Contato: henriquemais@gmail.com

Equipe editorial:
Paloma Diniz

Cobaloradores:
Cristovam Tadeu (detalhe de ilustração para o cabeçalho)

Criou-se em julho de 2013, com fluxo contínuo de atualizações.

   Autores

De grão em grão:
quadrinhos guerreiros de Thaïs Gualberto

Ao passar numa esquina da avenida Ruy Carneiro, na praia de Tambaú, em João Pessoa, deparei-me com uma inesperada colagem em um muro de um terreno baldio. Aquilo chamou-me a atenção por ser uma tira de quadrinhos ampliada e ter conteúdo provocativo e questionador. A autora é Thaïs Gualberto e a arte, sua personagem "Olga, a sexóloga taradóloga". Imediatamente essa ação me remeteu ao movimento de arte de rua que prolifera em São Paulo, onde os stickers, cartazes com textos e grafismos poéticos, partilham os muros da cidade. Também levou-me mais além, pelo caráter panfletário e mobilizador, às pichações com frases políticas que rompiam o cerceamento à liberdade de expressão no combate à ditadura militar entre os anos 1960 e 1980.

Tira de Thaïs Gualberto colada na esquina da avenida Ruy Carneiro

Thaïs é uma quadrinista da nova geração na Paraíba, mas já tem presença marcante. Publicou tiras no jornal estadual A União, foi uma das fundadoras do Coletivo WC (webcomics) e lançou duas edições da revista Sanitário, cujo terceiro número encontra-se em gestação. A obra de Thaïs se destaca pelo tom sempre crítico, traduzindo em linguagem artística as inquietações que a cercam. Sua atitude proativa é a de quem pensa a vida como um palco de transformações, em que os atores devem ser mais que figurantes.

As colagens de Thaïs falam bem de sua coerência como indivíduo e artista, numa demonstração de que a obra não pode estar dissociada da vivência.
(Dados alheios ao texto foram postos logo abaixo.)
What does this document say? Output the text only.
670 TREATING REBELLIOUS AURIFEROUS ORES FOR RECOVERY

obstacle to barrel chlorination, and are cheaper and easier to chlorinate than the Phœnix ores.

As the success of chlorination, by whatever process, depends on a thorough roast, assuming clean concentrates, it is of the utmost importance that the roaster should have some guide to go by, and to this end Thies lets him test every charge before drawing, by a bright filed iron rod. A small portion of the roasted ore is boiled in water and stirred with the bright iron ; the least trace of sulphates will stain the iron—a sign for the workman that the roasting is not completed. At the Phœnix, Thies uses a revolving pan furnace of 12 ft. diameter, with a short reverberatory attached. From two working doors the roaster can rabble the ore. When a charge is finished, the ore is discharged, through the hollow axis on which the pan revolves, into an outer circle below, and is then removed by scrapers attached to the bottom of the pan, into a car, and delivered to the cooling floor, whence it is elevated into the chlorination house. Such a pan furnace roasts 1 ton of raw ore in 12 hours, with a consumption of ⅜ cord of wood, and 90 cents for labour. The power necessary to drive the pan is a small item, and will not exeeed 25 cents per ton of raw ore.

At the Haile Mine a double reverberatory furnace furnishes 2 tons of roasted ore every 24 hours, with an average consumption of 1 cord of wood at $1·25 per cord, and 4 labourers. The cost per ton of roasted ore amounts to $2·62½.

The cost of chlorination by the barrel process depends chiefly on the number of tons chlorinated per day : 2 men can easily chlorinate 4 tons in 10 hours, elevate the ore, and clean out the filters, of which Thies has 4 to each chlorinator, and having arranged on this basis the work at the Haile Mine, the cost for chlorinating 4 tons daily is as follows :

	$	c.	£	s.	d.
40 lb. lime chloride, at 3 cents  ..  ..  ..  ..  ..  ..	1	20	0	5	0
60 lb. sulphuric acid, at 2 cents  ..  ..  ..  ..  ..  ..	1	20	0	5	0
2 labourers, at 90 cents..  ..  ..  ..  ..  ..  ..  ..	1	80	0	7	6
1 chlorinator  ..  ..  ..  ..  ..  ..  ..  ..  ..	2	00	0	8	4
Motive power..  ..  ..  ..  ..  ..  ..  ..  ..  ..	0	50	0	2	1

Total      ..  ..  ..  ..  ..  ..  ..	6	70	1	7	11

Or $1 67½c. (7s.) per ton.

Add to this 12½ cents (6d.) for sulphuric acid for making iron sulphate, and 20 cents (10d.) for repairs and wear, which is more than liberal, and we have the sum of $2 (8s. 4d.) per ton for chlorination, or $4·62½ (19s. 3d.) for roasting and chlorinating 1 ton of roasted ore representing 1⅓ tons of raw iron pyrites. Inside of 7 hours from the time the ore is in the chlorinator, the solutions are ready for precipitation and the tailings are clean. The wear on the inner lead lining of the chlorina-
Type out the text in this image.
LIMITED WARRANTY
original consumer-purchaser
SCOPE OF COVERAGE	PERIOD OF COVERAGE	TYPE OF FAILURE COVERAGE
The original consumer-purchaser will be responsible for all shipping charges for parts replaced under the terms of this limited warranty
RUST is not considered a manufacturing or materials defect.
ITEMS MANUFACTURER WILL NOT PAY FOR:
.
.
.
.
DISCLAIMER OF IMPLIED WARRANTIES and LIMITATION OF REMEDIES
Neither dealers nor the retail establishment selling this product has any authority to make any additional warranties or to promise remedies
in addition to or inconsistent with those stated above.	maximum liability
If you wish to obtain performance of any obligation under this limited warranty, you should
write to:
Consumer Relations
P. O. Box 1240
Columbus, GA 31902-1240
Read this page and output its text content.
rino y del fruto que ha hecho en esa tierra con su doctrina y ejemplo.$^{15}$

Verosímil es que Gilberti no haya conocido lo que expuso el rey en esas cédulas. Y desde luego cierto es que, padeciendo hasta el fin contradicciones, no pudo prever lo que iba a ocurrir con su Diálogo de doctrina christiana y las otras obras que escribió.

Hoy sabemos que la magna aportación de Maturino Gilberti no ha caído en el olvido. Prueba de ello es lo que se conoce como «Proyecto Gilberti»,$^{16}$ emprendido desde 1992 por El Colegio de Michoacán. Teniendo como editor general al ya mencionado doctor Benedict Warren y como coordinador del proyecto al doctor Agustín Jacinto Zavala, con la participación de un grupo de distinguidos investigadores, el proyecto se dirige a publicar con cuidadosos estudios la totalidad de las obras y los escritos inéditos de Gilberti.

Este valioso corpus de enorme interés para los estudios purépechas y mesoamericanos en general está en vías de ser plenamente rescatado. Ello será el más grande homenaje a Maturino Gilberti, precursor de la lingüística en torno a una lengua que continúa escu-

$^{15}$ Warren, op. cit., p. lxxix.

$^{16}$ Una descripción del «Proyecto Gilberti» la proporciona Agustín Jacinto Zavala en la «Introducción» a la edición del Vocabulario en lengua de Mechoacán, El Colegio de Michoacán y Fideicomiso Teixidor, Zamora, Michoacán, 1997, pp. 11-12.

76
Mais sobre sua visão de mundo e sua arte no questionário a seguir, enviado à artista em 05/09/2014. Henrique Magalhães

Thaïs, entre final de agosto e início de setembro encontra-se afixado em um muro da cidade uma colagem com uma das tiras de sua personagem "Olga, a sexóloga taradóloga". Como surgiu a ideia dessa intervenção?

Eu já tinha um pouco de experiência com colagens. Os maiores trabalhos que eu fiz foram a intervenção do Coletivo WC no banheiro do Espaço Mundo (bar e espaço cultural alternativo situado na praça Antenor Navarro, centro histórico de João Pessoa), com outras pessoas do grupo e o lambe-lambe com a minha charge do tanque na exposição da Aliança Francesa. Foi a partir dessa última que eu tive a convicção de que dava pra fazer isso com as minhas tiras também.

 
Colagens no Espaço Mundo, no centro histórico de João Pessoa

Em São Paulo, em paralelo aos grafites, há um movimento de stikers, ou colagens, de poemas textuais e gráficos. Você inspirou-se nessas ações?

Com certeza, a arte urbana é uma referência forte para mim. Já tive outras experiências com quadrinhos e stickers também, antes de colar as tiras gigantes eu colei algumas tirinhas pequenas pelo centro histórico, ainda na época do Coletivo WC.

Há apenas uma colagem ou há outras pela cidade? Quando foi feita a primeira colagem e em que local?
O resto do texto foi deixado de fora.